Thaddeus Soh came from a neighbourhood secondary School and, with 13 points for his O Levels, barely qualified for junior college admission.

“At first I was not paying attention in class, was away from books, got into trouble and did badly in mid-terms,” he said. “Then my principal, Mrs Christine Kong, counselled me, and from then on I worked hard and stayed away from trouble.”

The science student also attributed his four As and one B to a combination of time management, self-discipline, group study, and help from teachers.

Top-scoring students highlight school’s communal spirit

Three students who scored six As credit the school’s “family” environment for their grades.

Top science student Timothy Oen said the school’s community spirit, teachers’ dedication and support from classmates motivated him to do his best.

Oen, who had a merit in H3 level Economics, was also a recipient of the Archbishop’s Scholarship (see other story).
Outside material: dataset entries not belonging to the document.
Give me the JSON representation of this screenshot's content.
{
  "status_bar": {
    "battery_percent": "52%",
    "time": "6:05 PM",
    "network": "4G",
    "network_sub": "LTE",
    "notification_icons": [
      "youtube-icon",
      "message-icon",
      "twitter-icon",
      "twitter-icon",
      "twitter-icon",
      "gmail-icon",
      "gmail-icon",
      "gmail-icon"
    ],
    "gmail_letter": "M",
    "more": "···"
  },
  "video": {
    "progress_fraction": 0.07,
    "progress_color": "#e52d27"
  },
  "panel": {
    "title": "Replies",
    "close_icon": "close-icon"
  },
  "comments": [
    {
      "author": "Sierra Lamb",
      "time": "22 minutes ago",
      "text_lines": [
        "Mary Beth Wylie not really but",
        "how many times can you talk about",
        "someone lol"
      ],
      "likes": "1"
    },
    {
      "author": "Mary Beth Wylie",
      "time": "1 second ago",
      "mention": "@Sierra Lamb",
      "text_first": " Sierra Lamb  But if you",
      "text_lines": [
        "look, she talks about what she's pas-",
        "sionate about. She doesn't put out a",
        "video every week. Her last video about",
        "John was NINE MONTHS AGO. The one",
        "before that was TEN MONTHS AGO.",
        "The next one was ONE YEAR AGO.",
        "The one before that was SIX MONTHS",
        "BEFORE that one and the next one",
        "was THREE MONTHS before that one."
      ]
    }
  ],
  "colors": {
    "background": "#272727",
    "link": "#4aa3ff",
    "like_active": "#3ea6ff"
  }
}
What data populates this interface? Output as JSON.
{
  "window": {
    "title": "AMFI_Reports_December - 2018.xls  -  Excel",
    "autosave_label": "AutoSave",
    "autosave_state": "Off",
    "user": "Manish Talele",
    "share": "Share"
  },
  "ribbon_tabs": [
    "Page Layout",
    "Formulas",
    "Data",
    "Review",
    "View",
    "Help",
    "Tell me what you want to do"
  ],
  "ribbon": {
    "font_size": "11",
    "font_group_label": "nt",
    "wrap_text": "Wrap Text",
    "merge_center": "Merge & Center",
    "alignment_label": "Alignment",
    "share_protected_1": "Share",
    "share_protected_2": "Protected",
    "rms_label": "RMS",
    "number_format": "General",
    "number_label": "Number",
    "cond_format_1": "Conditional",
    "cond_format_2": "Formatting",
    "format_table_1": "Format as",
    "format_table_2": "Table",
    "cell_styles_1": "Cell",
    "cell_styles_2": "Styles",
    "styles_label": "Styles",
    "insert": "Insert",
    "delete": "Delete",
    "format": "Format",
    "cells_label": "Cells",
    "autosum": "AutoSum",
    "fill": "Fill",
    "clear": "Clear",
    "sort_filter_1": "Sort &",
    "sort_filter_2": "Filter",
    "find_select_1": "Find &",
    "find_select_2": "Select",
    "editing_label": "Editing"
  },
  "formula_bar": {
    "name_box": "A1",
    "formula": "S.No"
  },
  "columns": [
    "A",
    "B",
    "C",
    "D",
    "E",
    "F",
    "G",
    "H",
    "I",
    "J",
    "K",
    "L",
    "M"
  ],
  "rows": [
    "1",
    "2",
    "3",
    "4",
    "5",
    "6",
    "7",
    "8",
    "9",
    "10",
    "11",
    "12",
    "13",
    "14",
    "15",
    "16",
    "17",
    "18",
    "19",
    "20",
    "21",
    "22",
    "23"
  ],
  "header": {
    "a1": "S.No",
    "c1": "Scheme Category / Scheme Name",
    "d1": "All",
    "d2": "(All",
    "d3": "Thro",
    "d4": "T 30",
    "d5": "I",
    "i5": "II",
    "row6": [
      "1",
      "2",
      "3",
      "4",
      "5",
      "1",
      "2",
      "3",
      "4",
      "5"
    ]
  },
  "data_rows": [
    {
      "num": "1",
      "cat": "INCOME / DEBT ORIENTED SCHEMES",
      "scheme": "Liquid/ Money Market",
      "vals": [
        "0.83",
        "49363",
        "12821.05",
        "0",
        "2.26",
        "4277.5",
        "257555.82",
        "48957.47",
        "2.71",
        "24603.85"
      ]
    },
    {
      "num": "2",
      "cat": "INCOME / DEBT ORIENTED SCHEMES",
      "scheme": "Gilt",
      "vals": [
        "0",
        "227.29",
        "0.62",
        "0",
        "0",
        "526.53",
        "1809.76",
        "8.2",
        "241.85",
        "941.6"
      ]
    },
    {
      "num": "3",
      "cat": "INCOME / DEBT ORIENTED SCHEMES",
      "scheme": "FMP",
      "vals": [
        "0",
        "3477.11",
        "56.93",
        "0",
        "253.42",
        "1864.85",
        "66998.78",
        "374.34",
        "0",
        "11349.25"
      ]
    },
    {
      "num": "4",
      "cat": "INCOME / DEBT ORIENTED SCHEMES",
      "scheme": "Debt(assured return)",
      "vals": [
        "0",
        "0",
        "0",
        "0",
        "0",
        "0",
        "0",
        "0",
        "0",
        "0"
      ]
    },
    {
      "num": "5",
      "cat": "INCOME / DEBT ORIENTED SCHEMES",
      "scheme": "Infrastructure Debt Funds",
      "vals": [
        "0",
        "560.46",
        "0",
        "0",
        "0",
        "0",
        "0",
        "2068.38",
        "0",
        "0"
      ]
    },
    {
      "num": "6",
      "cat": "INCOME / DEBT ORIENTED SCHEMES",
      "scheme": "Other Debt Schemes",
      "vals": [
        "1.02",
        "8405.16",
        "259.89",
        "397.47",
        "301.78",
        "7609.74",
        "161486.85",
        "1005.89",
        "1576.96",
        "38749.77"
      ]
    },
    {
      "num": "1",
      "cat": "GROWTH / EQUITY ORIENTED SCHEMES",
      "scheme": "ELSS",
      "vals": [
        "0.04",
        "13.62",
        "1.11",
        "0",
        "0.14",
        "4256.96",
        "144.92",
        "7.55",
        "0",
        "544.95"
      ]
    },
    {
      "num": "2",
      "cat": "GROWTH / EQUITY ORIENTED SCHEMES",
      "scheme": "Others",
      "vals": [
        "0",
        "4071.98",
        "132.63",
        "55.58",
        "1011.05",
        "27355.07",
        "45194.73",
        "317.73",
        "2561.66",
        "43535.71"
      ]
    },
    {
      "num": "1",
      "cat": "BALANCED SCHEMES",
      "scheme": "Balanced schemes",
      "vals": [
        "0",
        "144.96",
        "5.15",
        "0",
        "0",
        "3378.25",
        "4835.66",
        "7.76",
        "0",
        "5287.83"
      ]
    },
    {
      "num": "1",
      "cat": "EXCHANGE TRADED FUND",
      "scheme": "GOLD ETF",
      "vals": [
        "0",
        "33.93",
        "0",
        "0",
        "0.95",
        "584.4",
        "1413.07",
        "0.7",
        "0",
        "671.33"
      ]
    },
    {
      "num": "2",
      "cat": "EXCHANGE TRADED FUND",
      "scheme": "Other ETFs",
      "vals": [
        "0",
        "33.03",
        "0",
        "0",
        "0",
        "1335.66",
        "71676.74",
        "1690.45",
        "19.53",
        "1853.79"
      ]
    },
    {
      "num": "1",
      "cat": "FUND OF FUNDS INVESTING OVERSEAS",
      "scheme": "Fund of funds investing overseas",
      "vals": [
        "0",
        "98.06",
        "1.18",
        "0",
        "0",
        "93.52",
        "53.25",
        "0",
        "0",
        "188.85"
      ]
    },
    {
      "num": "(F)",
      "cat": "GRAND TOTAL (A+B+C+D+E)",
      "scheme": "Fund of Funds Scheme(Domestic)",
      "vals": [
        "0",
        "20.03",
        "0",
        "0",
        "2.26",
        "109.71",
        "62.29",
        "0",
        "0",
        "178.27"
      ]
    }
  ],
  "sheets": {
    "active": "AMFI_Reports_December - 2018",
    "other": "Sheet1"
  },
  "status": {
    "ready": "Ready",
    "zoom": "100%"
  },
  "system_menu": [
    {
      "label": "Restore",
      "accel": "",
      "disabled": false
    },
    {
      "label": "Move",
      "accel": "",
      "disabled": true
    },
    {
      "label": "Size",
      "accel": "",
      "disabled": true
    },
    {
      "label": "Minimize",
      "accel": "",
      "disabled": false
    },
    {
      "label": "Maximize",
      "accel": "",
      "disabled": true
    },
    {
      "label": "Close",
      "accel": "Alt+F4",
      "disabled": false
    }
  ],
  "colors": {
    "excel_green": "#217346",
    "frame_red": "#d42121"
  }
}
Oen, who studied in the former St Michael’s School (now SJI Junior) and St Joseph’s Institution, said he liked the tranquillity of the school chapel and enjoyed the silence to reflect.

He also found a retreat for second-year Catholic students particularly inspiring. “The reflections were helpful and I got to know myself. It was a powerful experience,” he said.

Top arts student Ivan Teo, who had a merit in H3 level literature, said he liked the school’s atmosphere. “I don’t feel pressurised. There is a sense of calm and serenity, tension seems to be missing and I felt a sense of fulfilment,” he said.

Science student Erica de Souza attributed her success to her teachers.

“I had some wonderful teachers here,” she shared. “People are more supportive, there is a family feel, and it feels less stressful.”

H1 and H2 subjects are equivalent respectively to AO- and A-Level subjects used prior to 2006. H3 subjects provide students with a variety of learning opportunities, including advanced content and research.

Don Gurugay


Archbishop’s Scholarship recipients

Five out of seven students who were recipients of the Archbishop’s Scholarship attained four distinctions or more.

Since 2010, CJC has awarded the scholarship which recognises students’ academic and sporting abilities, and is valued at $1,500 per annum.

Apart from Oen, the others who scored four or more distinctions were Stuart Andrew Peter, Luke Ho Zhi Qiang, Bernadette Marie Low and Marie Therese Siew Hui Li.

“We thank God for His blessings,” said principal Christine Kong.

“The 2010 cohort of students at CJC have produced another year of good and improved results in the 2011 GCE A Level Examination. The positive outcomes from the hard work and determination of the teachers and students only foster greater resolve in the CJC community to continue this upward trend.”